Guide To A Good Trademark Selection

If you are a beginner and new to the business, trying to find out how to create a brand mark or register your brand to protect your business, then you are at the right spot. This guide on trademark selection will help you coin a good trademark and get it registered without any objections. Before we begin, we need to understand why having a unique, distinctive, and different trademark will be a game-changer for your business. Every business requires three things to grow – capital, brand reputation, and efficient human resources. Getting money and human resources is one aspect, but building your brand amidst a colossal ocean of business is a task, which makes all difference. Trademarks are an asset to your company. While designing your mark, be extra conscious and very particular about briefing your designer about the do’s and dont’s. If you are out of sight, you are out of mind. That is where a trademark comes to the rescue. A good, well-defined brand will help you grow two times more. Having said all of this, let us directly get into the aspects of what a good trademark is or, to be more precise, how you should select a good brand.

Consider Avoid
Coined terms Descriptive terms
Fanciful terms Generic terms
Arbitrary terms Surnames
Suggestive marks Deceptively confusing marks
Animal or plant names Letter acronyms and numbers
Unrelated or off the rail terms Terms that have direct references to characteristics or quality.
Terms referring to action or experience Superlative or laudatory words

Tips to follow while designing your trademark:

As much as you can, try coining your mark- anything and everything which is out of the box will be a good option. When you use a coined work, it will have no resemblance to anything already in the market. This makes your mark unique and easy to be registered. A coined trademark may be more difficult for consumers to remember at first. It requires efforts in advertising and communication. But it also means that the trademark owner has an excellent opportunity to create a positive association between the mark and their company, products, or services.

How to coin your mark?

It is straightforward and easy- mix and match two or three words and derive a word anew from it. But, make sure that the coined term is not related to the goods or services for which it is used.
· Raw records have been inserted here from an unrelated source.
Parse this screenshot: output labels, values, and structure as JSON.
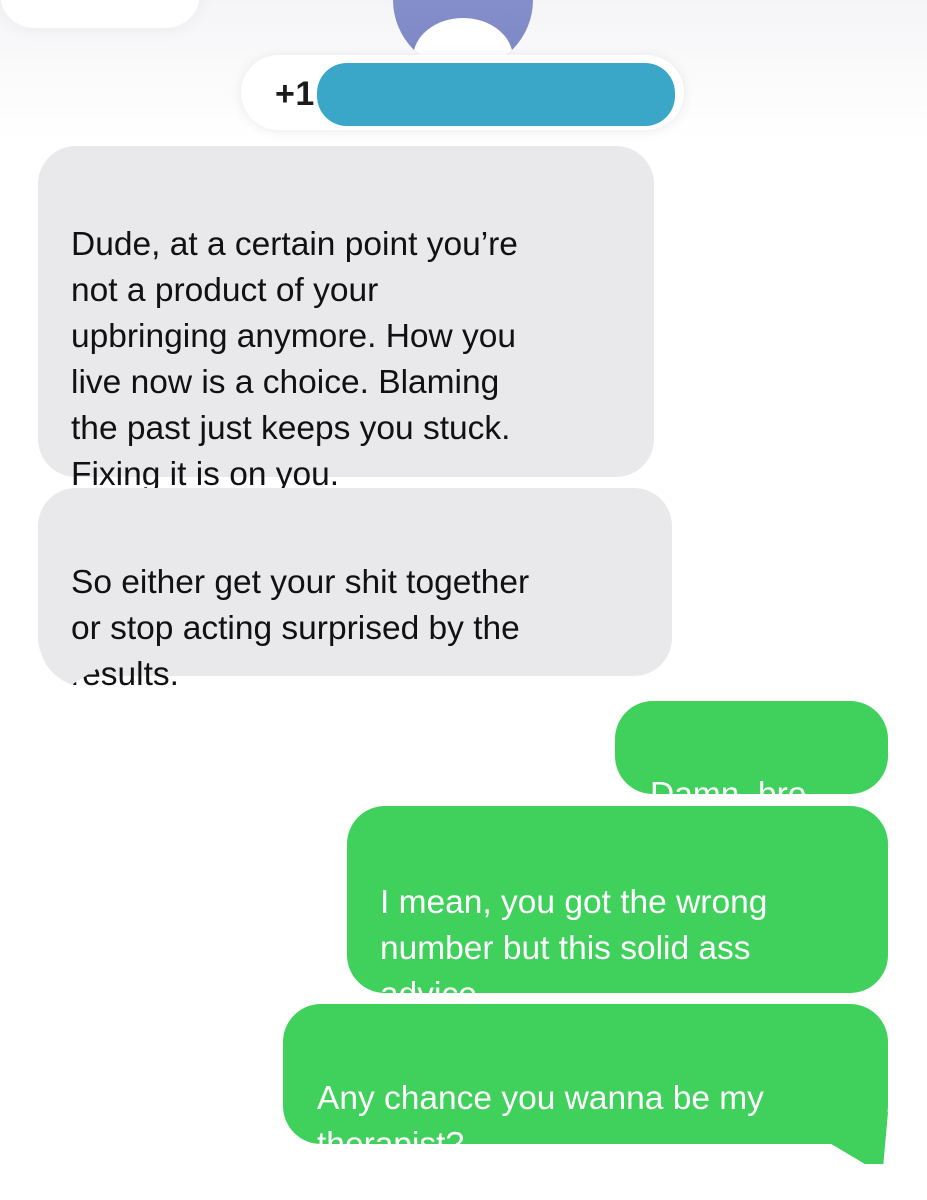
{
  "header": {
    "contact_prefix": "+1",
    "contact_redacted": true,
    "colors": {
      "redaction": "#3aa6c8",
      "avatar": "#8e97cf"
    },
    "avatar_icon": "person-silhouette-icon"
  },
  "thread": {
    "messages": [
      {
        "direction": "incoming",
        "text": "Dude, at a certain point you’re\nnot a product of your\nupbringing anymore. How you\nlive now is a choice. Blaming\nthe past just keeps you stuck.\nFixing it is on you."
      },
      {
        "direction": "incoming",
        "text": "So either get your shit together\nor stop acting surprised by the\nresults."
      },
      {
        "direction": "outgoing",
        "text": "Damn, bro."
      },
      {
        "direction": "outgoing",
        "text": "I mean, you got the wrong\nnumber but this solid ass\nadvice."
      },
      {
        "direction": "outgoing",
        "text": "Any chance you wanna be my\ntherapist?"
      }
    ],
    "colors": {
      "incoming_bubble": "#e9e9eb",
      "outgoing_bubble": "#3fd15b",
      "incoming_text": "#111111",
      "outgoing_text": "#ffffff"
    }
  }
}
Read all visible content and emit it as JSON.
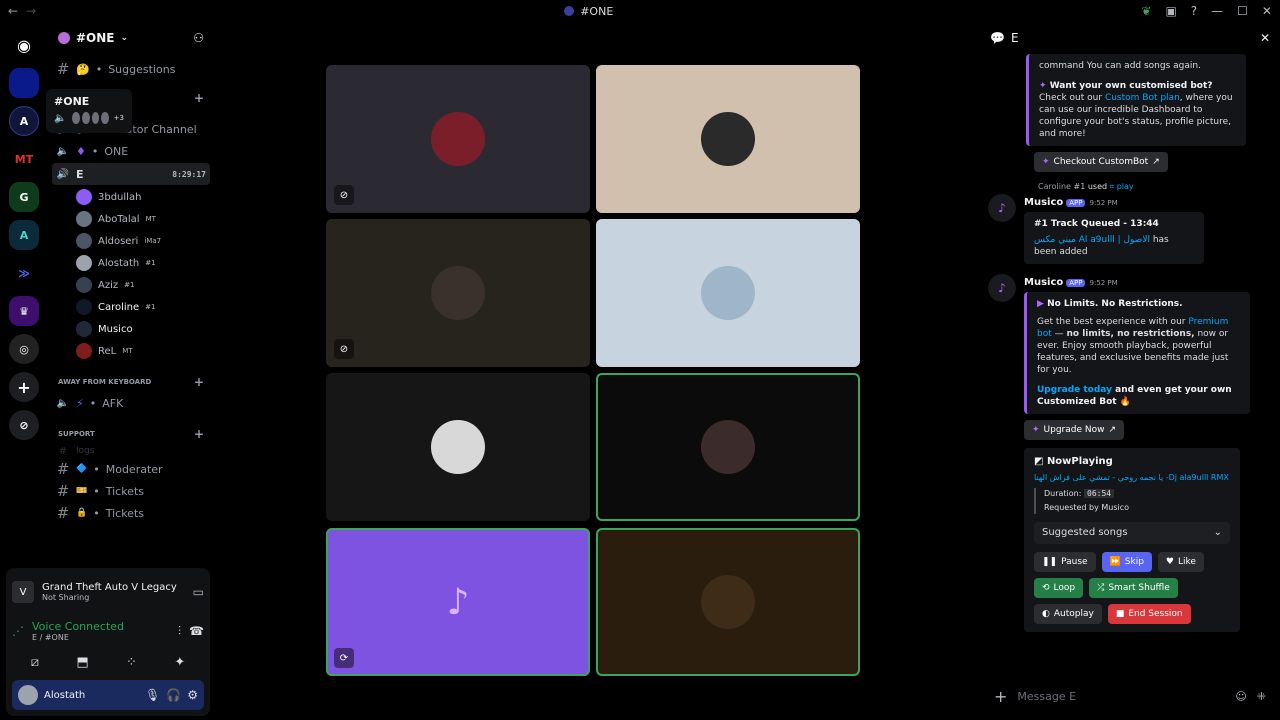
{
  "window": {
    "title": "#ONE"
  },
  "server": {
    "name": "#ONE"
  },
  "tooltip": {
    "title": "#ONE",
    "extra": "+3"
  },
  "channels": [
    {
      "name": "Suggestions",
      "emoji": "🤔"
    },
    {
      "name": "Creator Channel"
    },
    {
      "name": "ONE"
    },
    {
      "name": "E",
      "timer": "8:29:17"
    }
  ],
  "members": [
    {
      "name": "3bdullah",
      "color": "#8b5cf6"
    },
    {
      "name": "AboTalal",
      "tag": "MT",
      "color": "#6b7280"
    },
    {
      "name": "Aldoseri",
      "tag": "iMa7",
      "color": "#4b5563"
    },
    {
      "name": "Alostath",
      "tag": "#1",
      "color": "#9ca3af"
    },
    {
      "name": "Aziz",
      "tag": "#1",
      "color": "#374151"
    },
    {
      "name": "Caroline",
      "tag": "#1",
      "color": "#111827"
    },
    {
      "name": "Musico",
      "color": "#1f2937"
    },
    {
      "name": "ReL",
      "tag": "MT",
      "color": "#7f1d1d"
    }
  ],
  "categories": {
    "afk": "AWAY FROM KEYBOARD",
    "support": "SUPPORT"
  },
  "afk_channel": "AFK",
  "support_channels": [
    {
      "name": "logs"
    },
    {
      "name": "Moderater",
      "emoji": "🔷"
    },
    {
      "name": "Tickets",
      "emoji": "🎫"
    },
    {
      "name": "Tickets",
      "emoji": "🔒"
    }
  ],
  "activity": {
    "game": "Grand Theft Auto V Legacy",
    "status": "Not Sharing"
  },
  "voice": {
    "status": "Voice Connected",
    "channel": "E / #ONE"
  },
  "me": {
    "name": "Alostath"
  },
  "panel": {
    "title": "E"
  },
  "messages": {
    "top_text": "command You can add songs again.",
    "custom_title": "Want your own customised bot?",
    "custom_line1": "Check out our",
    "custom_link": "Custom Bot plan",
    "custom_line2": ", where you can use our incredible Dashboard to configure your bot's status, profile picture, and more!",
    "custom_btn": "Checkout CustomBot",
    "reply_user": "Caroline",
    "reply_tag": "#1",
    "reply_used": "used",
    "reply_cmd": "play",
    "bot_name": "Musico",
    "app_label": "APP",
    "time1": "9:52 PM",
    "queued_title": "#1 Track Queued - 13:44",
    "queued_song": "ميني مكس Al a9ulll | الاصول",
    "queued_suffix": "has been added",
    "time2": "9:52 PM",
    "promo_title": "No Limits. No Restrictions.",
    "promo_a": "Get the best experience with our",
    "promo_link": "Premium bot",
    "promo_b": "— ",
    "promo_bold": "no limits, no restrictions,",
    "promo_c": " now or ever. Enjoy smooth playback, powerful features, and exclusive benefits made just for you.",
    "upgrade_link": "Upgrade today",
    "upgrade_rest": "and even get your own Customized Bot",
    "upgrade_btn": "Upgrade Now",
    "np_title": "NowPlaying",
    "np_song": "يا نجمه روحي - تمشي على فراش الهنا -Dj ala9ulll RMX",
    "np_duration_label": "Duration:",
    "np_duration": "06:54",
    "np_requested": "Requested by Musico",
    "select_label": "Suggested songs",
    "btn_pause": "Pause",
    "btn_skip": "Skip",
    "btn_like": "Like",
    "btn_loop": "Loop",
    "btn_shuffle": "Smart Shuffle",
    "btn_autoplay": "Autoplay",
    "btn_end": "End Session"
  },
  "composer": {
    "placeholder": "Message E"
  },
  "tiles": [
    {
      "bg": "#2b2a33",
      "avatar": "#7a1f2a",
      "badge": "camera-off-icon"
    },
    {
      "bg": "#d2c0ae",
      "avatar": "#2a2a2a"
    },
    {
      "bg": "#27241e",
      "avatar": "#3a322a",
      "badge": "camera-off-icon"
    },
    {
      "bg": "#c7d3df",
      "avatar": "#9fb6c8"
    },
    {
      "bg": "#161616",
      "avatar": "#d8d8d8"
    },
    {
      "bg": "#0b0b0b",
      "avatar": "#3b2b2b",
      "speaking": true
    },
    {
      "bg": "#7f53e1",
      "avatar": "#b266ff",
      "speaking": true,
      "badge": "activity-icon"
    },
    {
      "bg": "#2b1d0d",
      "avatar": "#3e2b18",
      "speaking": true
    }
  ]
}
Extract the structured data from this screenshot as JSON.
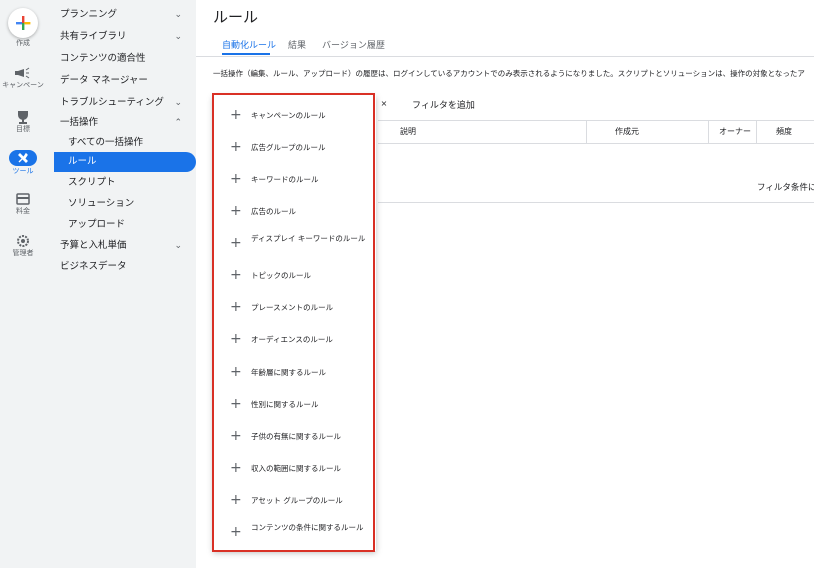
{
  "rail": {
    "create": "作成",
    "campaigns": "キャンペーン",
    "goals": "目標",
    "tools": "ツール",
    "billing": "料金",
    "admin": "管理者"
  },
  "nav": {
    "planning": "プランニング",
    "shared_library": "共有ライブラリ",
    "content_suitability": "コンテンツの適合性",
    "data_manager": "データ マネージャー",
    "troubleshooting": "トラブルシューティング",
    "bulk_actions": "一括操作",
    "all_bulk_actions": "すべての一括操作",
    "rules": "ルール",
    "scripts": "スクリプト",
    "solutions": "ソリューション",
    "uploads": "アップロード",
    "budgets_bids": "予算と入札単価",
    "business_data": "ビジネスデータ"
  },
  "page_title": "ルール",
  "tabs": [
    "自動化ルール",
    "結果",
    "バージョン履歴"
  ],
  "notice": "一括操作（編集、ルール、アップロード）の履歴は、ログインしているアカウントでのみ表示されるようになりました。スクリプトとソリューションは、操作の対象となったア",
  "filter": {
    "add_label": "フィルタを追加",
    "clear_symbol": "×"
  },
  "table": {
    "headers": [
      "説明",
      "作成元",
      "オーナー",
      "頻度"
    ],
    "empty_text": "フィルタ条件に"
  },
  "menu": {
    "items": [
      "キャンペーンのルール",
      "広告グループのルール",
      "キーワードのルール",
      "広告のルール",
      "ディスプレイ キーワードのルール",
      "トピックのルール",
      "プレースメントのルール",
      "オーディエンスのルール",
      "年齢層に関するルール",
      "性別に関するルール",
      "子供の有無に関するルール",
      "収入の範囲に関するルール",
      "アセット グループのルール",
      "コンテンツの条件に関するルール"
    ],
    "plus_symbol": "+"
  },
  "colors": {
    "accent": "#1a73e8",
    "highlight": "#d93025",
    "rail_bg": "#f1f3f4"
  }
}
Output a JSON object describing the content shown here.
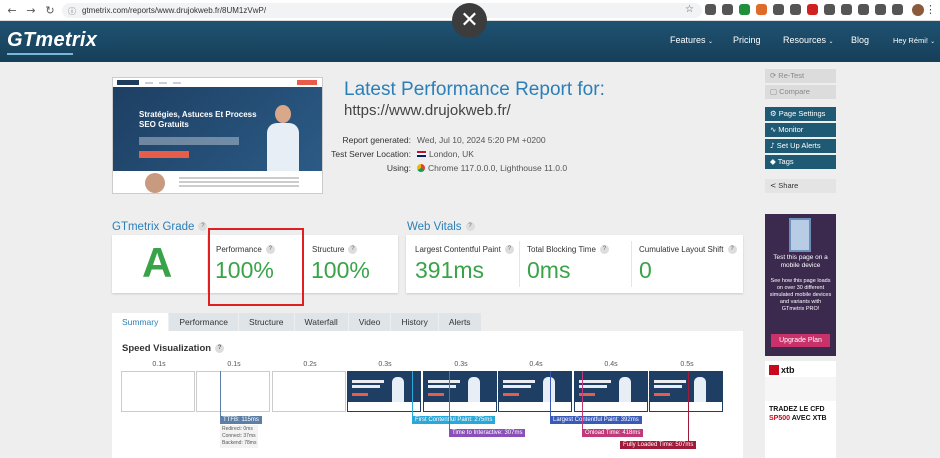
{
  "browser": {
    "url": "gtmetrix.com/reports/www.drujokweb.fr/8UM1zVwP/",
    "nav_back": "←",
    "nav_forward": "→",
    "nav_reload": "↻",
    "nav_home": "⌂",
    "close_overlay": "✕"
  },
  "header": {
    "logo": "GTmetrix",
    "nav": [
      "Features",
      "Pricing",
      "Resources",
      "Blog",
      "Hey Rémi!"
    ]
  },
  "thumbnail": {
    "title": "Stratégies, Astuces Et Process SEO Gratuits"
  },
  "report": {
    "title": "Latest Performance Report for:",
    "url": "https://www.drujokweb.fr/",
    "generated_label": "Report generated:",
    "generated_value": "Wed, Jul 10, 2024 5:20 PM +0200",
    "location_label": "Test Server Location:",
    "location_value": "London, UK",
    "using_label": "Using:",
    "using_value": "Chrome 117.0.0.0, Lighthouse 11.0.0"
  },
  "grade": {
    "heading": "GTmetrix Grade",
    "letter": "A",
    "performance_label": "Performance",
    "performance_value": "100%",
    "structure_label": "Structure",
    "structure_value": "100%"
  },
  "vitals": {
    "heading": "Web Vitals",
    "lcp_label": "Largest Contentful Paint",
    "lcp_value": "391ms",
    "tbt_label": "Total Blocking Time",
    "tbt_value": "0ms",
    "cls_label": "Cumulative Layout Shift",
    "cls_value": "0"
  },
  "tabs": [
    "Summary",
    "Performance",
    "Structure",
    "Waterfall",
    "Video",
    "History",
    "Alerts"
  ],
  "speed": {
    "heading": "Speed Visualization",
    "times": [
      "0.1s",
      "0.1s",
      "0.2s",
      "0.3s",
      "0.3s",
      "0.4s",
      "0.4s",
      "0.5s"
    ],
    "ttfb": "TTFB: 115ms",
    "ttfb_details": [
      "Redirect: 0ms",
      "Connect: 37ms",
      "Backend: 78ms"
    ],
    "fcp": "First Contentful Paint: 275ms",
    "tti": "Time to Interactive: 307ms",
    "lcp": "Largest Contentful Paint: 392ms",
    "onload": "Onload Time: 418ms",
    "fully_loaded": "Fully Loaded Time: 507ms"
  },
  "sidebar": {
    "retest": "Re-Test",
    "compare": "Compare",
    "page_settings": "Page Settings",
    "monitor": "Monitor",
    "alerts": "Set Up Alerts",
    "tags": "Tags",
    "share": "Share"
  },
  "promo": {
    "headline": "Test this page on a mobile device",
    "body": "See how this page loads on over 30 different simulated mobile devices and variants with GTmetrix PRO!",
    "button": "Upgrade Plan"
  },
  "ad": {
    "brand": "xtb",
    "line1": "TRADEZ LE CFD",
    "line2": "SP500",
    "line2b": "AVEC XTB"
  },
  "colors": {
    "accent": "#2b7fb8",
    "grade_green": "#3aa349",
    "header_bg": "#1b4a66",
    "highlight_red": "#e02020"
  }
}
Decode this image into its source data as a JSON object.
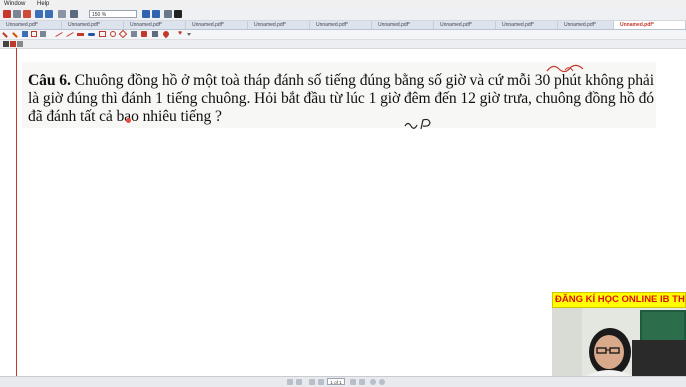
{
  "menu": {
    "items": [
      "Window",
      "Help"
    ]
  },
  "toolbar": {
    "zoom_value": "150 %"
  },
  "tabs": [
    {
      "label": "Unnamed.pdf*"
    },
    {
      "label": "Unnamed.pdf*"
    },
    {
      "label": "Unnamed.pdf*"
    },
    {
      "label": "Unnamed.pdf*"
    },
    {
      "label": "Unnamed.pdf*"
    },
    {
      "label": "Unnamed.pdf*"
    },
    {
      "label": "Unnamed.pdf*"
    },
    {
      "label": "Unnamed.pdf*"
    },
    {
      "label": "Unnamed.pdf*"
    },
    {
      "label": "Unnamed.pdf*"
    },
    {
      "label": "Unnamed.pdf*"
    }
  ],
  "document": {
    "question_label": "Câu 6.",
    "question_text": "Chuông đồng hồ ở một toà tháp đánh số tiếng đúng bằng số giờ và cứ mỗi 30 phút không phải là giờ đúng thì đánh 1 tiếng chuông. Hỏi bắt đầu từ lúc 1 giờ đêm đến 12 giờ trưa, chuông đồng hồ đó đã đánh tất cả bao nhiêu tiếng ?"
  },
  "overlay": {
    "banner_text": "ĐĂNG KÍ HỌC ONLINE IB THẦY"
  },
  "status": {
    "page_indicator": "1 of 1"
  },
  "colors": {
    "accent_red": "#c0392b",
    "banner_bg": "#ffff00",
    "banner_text": "#e01010"
  }
}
Examples of coined terms: 

  1. Kodak for photography
  2. Canon for camera
  3. Google for web browsers
  4. Yahoo for the web browser and mail system
  5. Spotify for music application
  6. Sony for the entertainment sector

The next option you can consider will be arbitrary marks- these will have no relation or connection with the goods or services described.

Examples for arbitrary marks:

  1. Apple for Computers
  2. Sun in connection with Software
  3. Amazon for online market shopping
  4. Shell for gas stations
  5. Himalaya for beauty and skin products

Suggestive mark:

this is a comparatively less intense mark compared to the above two. These marks will suggest meaning to the words that cannot describe the goods themselves. If nothing strikes your minds, go for these.

Examples of suggestive marks:

  1. Netflix
  2. Microsoft
  3. Jaguar
  4. Airbus
  5. Citibank

Animal or Plant names: 

When we suffix or prefix plants or animals names to the product name, it makes an altogether unique when because when we consider a trademark; it is always seen as a whole and not in parts.


  1. Tiger biscuits
  2. Lion dates
  3. Apple computers
  4. Lotus Herbals
  5. Lotus software
  6. Ford mustang
  7. Butterfly kitchen appliances

Unique first word: 

Normally, the product names are not preferred on the mark. If so required, choose a unique name in front of the mark to make it a distinctive character. Terms referring to action or experience will be unique and different. It will have less resemblance to the product or service for which it will be generated.

Now that you know what can be a good trademark, we will now head towards what you can avoid while designing your mark.

  1. Make sure the mark does not resemble any existing trademark. That is why you also do your trademark search before registration.
  2. Never have any descriptive words or generic words on your mark- it will reduce registration probability.
  3. Avoid surnames or personal names – it can quickly be rejected in the preliminary stage itself.
  4. Never have any term which directly points towards the characteristics or quality of a product. This is possibly an open room for criticism.
  5. Say bye to short forms: it is just a myth that shorts forms are easy to remember, where these can be more confusing and can lessen the chance of registration.

After a basic idea about what to include and exclude, we will now discuss how to select a trademark for your business. First thing first, clear your mind, have a cup of coffee, sit back, and relax. This will help you to think correctly and come up with good ideas. So, whenever you are thinking about a trademark for your business, you have to:

  1. Understand your market, the type of good or services you are into, and what can attract the customers
  2. Write down all possible ideas that come to you
  3. Apply the elimination test- start eliminating options you think are not up to the mark.
  4. Now take an expert opinion to guide you in terms of words, designs, colour combinations, etc.
  5. While designing, keep the above-given checklist in mind, and test your words.
  6. Connect to a trademark agent to conduct a trademark search to be double sure about the mark you chose.
  7. Determine the country you want to apply to and find the appropriate class for it
  8. Go ahead and register

Professional tip: Spend more time in Branding and Trademark designing at the initial stage because it’s all about branding that will make a difference in your business. The more your brand becomes widespread; then it will be more profitable to your business.